Failure to Maintain Secure Medication Storage and Control
Penalty
Summary
The facility failed to ensure medications were stored securely, as required by its Medication Storage & Labeling policy, which mandates that medications be stored and labeled in accordance with CMS regulations, state law, and acceptable professional principles. One resident, admitted with diagnoses including toxic encephalopathy and acute respiratory failure with hypoxia, was observed keeping a bottle of Lactaid in her bedside nightstand and reported taking one or two tablets as needed, despite there being no physician order for Lactaid on her MAR when it was later reviewed by an LPN. In a separate observation, an LPN left the medication cart to enter a resident’s room while a medication cup containing a small pill remained unattended on top of the cart, and the LPN acknowledged that this should not have been done. These observations showed that the facility did not maintain secure control of medications, including an over-the-counter product used independently by a resident without a corresponding physician order, and a prescribed medication left unattended on the medication cart.

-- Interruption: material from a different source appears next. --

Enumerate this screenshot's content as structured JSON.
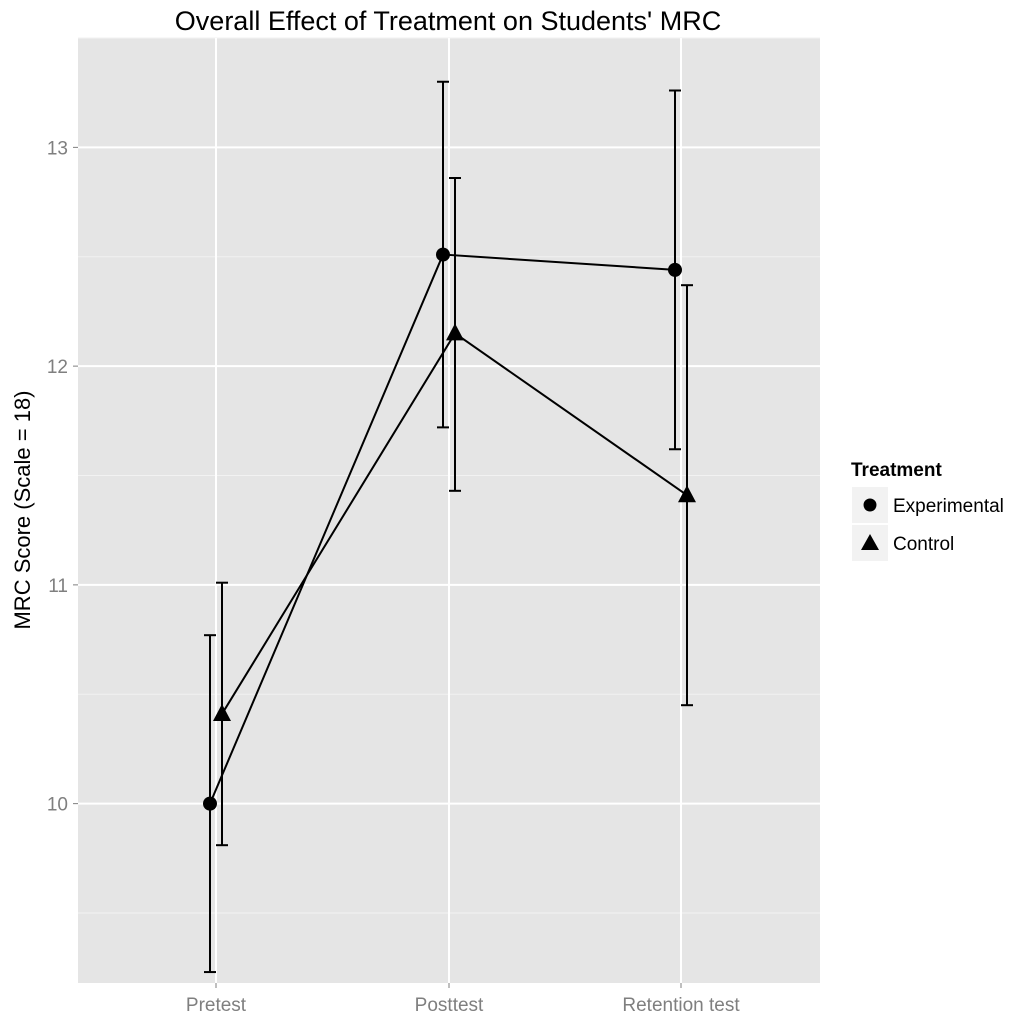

Failure to Use Required Enhanced Barrier Precautions During PICC Line Medication Administration
Penalty
Summary
The facility failed to implement enhanced barrier precautions for a resident receiving IV antibiotic therapy via a PICC line, as required by the resident’s care plan and posted signage. The resident, admitted with diagnoses including nicotine dependence, hypertension, anxiety, and insomnia, had a physician’s order for meropenem IV three times daily for septic shock related to a urinary tract infection. A care plan revised on 4/12/26 documented that the resident was on enhanced barrier precautions to reduce the risk of MDRO transmission related to the PICC, directing staff to use gowns and gloves when performing high-contact resident care or device care. Enhanced Barrier Precaution signage was posted on the resident’s door. On 4/14/26 at 3:39 PM, during an observed medication pass, an LPN entered the resident’s room with meropenem, performed hand hygiene, and donned gloves, then sanitized the PICC line needle connector cap, flushed the line with normal saline, and administered the meropenem without donning a gown. The LPN later stated she forgot to put on the gown and acknowledged she should have worn it before accessing the PICC line. The Infection Preventionist confirmed that a gown was required prior to administering the antibiotic and that the nurse should have worn a gown. This deficient practice created the potential for the spread of infection and its associated complications.